Anon 12:21 -- I should've been clearer. Standing up to Lykos when you don't have cancer is next to impossible. But I can't imagine standing up to her and doing your job when you do. When I was at the office, I knew several ADAs who got cancer. They all took a leave of absence. It's tough doing the job with it. It had to be tougher dealing with Lykos while he was sick.

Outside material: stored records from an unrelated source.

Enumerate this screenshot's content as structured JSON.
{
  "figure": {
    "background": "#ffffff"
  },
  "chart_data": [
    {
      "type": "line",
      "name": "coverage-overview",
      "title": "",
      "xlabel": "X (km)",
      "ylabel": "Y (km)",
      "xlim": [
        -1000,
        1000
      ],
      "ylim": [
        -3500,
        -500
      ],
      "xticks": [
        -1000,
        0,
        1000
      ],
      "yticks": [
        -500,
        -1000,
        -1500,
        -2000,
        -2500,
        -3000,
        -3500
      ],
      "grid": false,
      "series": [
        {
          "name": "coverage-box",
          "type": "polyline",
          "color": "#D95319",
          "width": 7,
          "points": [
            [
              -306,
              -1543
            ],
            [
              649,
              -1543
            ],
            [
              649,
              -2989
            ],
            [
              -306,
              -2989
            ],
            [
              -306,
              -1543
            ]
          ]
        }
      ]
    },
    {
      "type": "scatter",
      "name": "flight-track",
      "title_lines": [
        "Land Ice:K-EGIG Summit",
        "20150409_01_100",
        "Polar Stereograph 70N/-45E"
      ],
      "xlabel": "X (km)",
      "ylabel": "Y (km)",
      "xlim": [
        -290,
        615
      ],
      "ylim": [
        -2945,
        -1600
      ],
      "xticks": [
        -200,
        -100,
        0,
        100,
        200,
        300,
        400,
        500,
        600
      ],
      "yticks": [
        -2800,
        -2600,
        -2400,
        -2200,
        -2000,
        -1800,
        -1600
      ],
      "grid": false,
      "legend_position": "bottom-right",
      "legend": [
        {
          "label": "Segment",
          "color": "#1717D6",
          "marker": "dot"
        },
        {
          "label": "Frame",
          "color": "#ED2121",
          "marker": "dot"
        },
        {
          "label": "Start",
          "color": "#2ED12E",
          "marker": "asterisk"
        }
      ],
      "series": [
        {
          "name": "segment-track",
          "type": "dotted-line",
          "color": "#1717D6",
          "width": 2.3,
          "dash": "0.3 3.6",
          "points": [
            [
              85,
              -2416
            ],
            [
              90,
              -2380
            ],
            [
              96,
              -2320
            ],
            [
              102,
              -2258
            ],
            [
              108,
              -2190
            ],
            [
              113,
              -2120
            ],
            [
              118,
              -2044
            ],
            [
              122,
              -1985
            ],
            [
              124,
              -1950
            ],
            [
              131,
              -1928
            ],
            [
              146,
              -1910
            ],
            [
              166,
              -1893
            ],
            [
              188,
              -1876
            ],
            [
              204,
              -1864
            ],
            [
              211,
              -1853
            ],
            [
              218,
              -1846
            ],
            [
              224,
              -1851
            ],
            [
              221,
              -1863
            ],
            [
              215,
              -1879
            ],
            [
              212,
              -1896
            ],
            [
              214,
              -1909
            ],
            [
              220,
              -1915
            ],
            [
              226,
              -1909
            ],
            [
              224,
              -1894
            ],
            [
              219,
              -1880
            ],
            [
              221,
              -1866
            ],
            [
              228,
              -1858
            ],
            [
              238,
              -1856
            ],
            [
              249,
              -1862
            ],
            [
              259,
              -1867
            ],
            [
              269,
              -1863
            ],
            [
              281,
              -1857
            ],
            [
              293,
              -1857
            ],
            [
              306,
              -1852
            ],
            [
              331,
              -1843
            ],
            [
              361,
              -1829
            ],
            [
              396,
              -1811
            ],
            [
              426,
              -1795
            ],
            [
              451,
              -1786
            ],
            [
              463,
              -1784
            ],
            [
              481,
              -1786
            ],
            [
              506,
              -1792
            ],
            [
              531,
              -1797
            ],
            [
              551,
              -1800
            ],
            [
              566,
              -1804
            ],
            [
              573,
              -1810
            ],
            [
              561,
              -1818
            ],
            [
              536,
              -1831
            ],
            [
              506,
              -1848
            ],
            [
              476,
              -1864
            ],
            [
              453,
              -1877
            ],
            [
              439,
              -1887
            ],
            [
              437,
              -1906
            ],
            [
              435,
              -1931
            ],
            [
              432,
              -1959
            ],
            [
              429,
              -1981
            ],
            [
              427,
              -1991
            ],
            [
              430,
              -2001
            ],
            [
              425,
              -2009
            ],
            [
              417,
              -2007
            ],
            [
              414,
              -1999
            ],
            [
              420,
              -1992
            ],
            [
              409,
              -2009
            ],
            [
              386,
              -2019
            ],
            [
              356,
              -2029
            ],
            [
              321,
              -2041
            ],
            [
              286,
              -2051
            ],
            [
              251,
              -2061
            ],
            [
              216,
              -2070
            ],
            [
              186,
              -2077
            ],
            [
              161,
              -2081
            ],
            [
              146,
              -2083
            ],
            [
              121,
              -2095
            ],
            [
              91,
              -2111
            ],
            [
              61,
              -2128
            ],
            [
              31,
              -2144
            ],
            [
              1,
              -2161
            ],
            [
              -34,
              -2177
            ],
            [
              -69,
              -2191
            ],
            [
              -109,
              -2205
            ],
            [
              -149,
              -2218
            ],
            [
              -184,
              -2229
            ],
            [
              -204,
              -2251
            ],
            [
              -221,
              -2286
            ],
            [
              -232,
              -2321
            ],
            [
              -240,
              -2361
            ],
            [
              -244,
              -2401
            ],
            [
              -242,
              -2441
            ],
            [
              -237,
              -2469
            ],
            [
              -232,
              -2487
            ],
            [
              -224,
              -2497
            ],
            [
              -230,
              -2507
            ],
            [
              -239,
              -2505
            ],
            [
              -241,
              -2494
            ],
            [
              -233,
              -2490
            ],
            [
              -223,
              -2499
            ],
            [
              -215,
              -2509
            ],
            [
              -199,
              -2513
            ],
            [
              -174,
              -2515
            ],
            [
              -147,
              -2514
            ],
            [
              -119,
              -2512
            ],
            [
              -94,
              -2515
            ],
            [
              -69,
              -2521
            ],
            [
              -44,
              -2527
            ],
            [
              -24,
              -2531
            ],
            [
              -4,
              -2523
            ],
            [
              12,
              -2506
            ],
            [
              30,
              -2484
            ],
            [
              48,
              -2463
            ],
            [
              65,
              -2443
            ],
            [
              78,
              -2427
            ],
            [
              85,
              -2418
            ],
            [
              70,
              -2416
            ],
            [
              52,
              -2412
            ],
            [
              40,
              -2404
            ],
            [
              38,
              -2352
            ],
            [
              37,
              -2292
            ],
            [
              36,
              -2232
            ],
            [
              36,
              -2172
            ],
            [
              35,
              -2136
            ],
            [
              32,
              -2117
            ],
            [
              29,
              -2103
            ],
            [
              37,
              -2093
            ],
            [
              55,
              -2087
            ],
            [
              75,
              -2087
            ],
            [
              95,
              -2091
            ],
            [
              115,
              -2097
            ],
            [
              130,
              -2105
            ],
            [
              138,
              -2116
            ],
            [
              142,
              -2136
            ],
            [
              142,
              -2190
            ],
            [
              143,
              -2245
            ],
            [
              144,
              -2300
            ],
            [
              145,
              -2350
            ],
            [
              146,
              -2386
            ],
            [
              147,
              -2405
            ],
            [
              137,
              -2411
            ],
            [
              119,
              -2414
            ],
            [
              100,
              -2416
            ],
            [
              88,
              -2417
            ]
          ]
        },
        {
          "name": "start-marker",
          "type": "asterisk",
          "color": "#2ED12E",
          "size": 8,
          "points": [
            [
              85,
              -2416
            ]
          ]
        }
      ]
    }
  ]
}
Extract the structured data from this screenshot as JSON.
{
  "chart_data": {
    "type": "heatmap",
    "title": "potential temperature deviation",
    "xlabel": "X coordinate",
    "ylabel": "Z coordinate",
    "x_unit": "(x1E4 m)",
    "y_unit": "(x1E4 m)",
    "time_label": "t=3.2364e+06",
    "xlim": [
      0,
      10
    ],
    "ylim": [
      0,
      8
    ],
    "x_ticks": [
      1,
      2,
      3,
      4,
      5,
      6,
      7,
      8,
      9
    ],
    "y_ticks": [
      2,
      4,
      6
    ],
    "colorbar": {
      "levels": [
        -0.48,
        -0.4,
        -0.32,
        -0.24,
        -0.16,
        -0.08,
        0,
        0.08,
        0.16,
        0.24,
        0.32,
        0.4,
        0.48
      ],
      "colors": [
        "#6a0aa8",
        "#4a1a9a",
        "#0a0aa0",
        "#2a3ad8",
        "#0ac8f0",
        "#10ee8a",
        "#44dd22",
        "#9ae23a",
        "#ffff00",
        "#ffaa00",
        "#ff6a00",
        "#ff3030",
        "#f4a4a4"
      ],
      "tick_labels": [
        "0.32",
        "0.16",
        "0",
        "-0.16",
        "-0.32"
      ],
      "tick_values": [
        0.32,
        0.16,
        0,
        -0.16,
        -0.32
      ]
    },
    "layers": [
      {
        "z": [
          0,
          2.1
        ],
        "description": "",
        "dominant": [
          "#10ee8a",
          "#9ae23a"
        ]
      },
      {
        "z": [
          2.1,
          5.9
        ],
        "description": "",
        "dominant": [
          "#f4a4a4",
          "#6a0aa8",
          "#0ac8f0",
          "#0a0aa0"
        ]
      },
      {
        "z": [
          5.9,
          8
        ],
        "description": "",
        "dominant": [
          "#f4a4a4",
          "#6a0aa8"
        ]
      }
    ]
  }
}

Bottom line: Bridgewater was an excellente judge and his tenure as a less-than-excellent ADA doesn't change that.

Anonymous said...

I worked with Summerlin years ago at the DA's office. He's a good guy to have a beer with and talk sports, but he's got a dark side and I fear his judicial temperament will unbecoming for a criminal judge. If I squint, I can see Brian Rains taking his rob off and handing it to Summerlin. Two peas in a pod.

Anonymous said...

Thank you so much for this post. It was instrumental in informing my decisions for this upcoming election. As a student and an out of state voter, I really have no idea what is going on in the courts, so it's a HUGE help to hear from someone on the inside. Thanks again!

Anonymous said...

Bridgewater got into defense work and politics through familia connections, rather than his ability. His tendancy to compromise ethical principals will continue to taint his ability judge others. Like Jim Lietner, I remember when Roger Bridgewater helped the prosecution to convict clients that he was appointed to represent. I defended a psychotic defendant who Roger had plead guilty in return for a prison sentence just a short time earlier. I new about how his connections provided him criminal defense appointments, but it was at that time that I learned of Bridgewater's unethical ties to Harris County prosecutions. He served the same purpose as Lietner. Unlike Lietner, I never reviewed evidence that Bridgewater gave defense secrets to the prosecution. Like Lietner, Bridgewater belongs in the HCDAO and is likely harm the justice system in a capacity that requires him to balance the interests of his underdog client with the interest of the "State."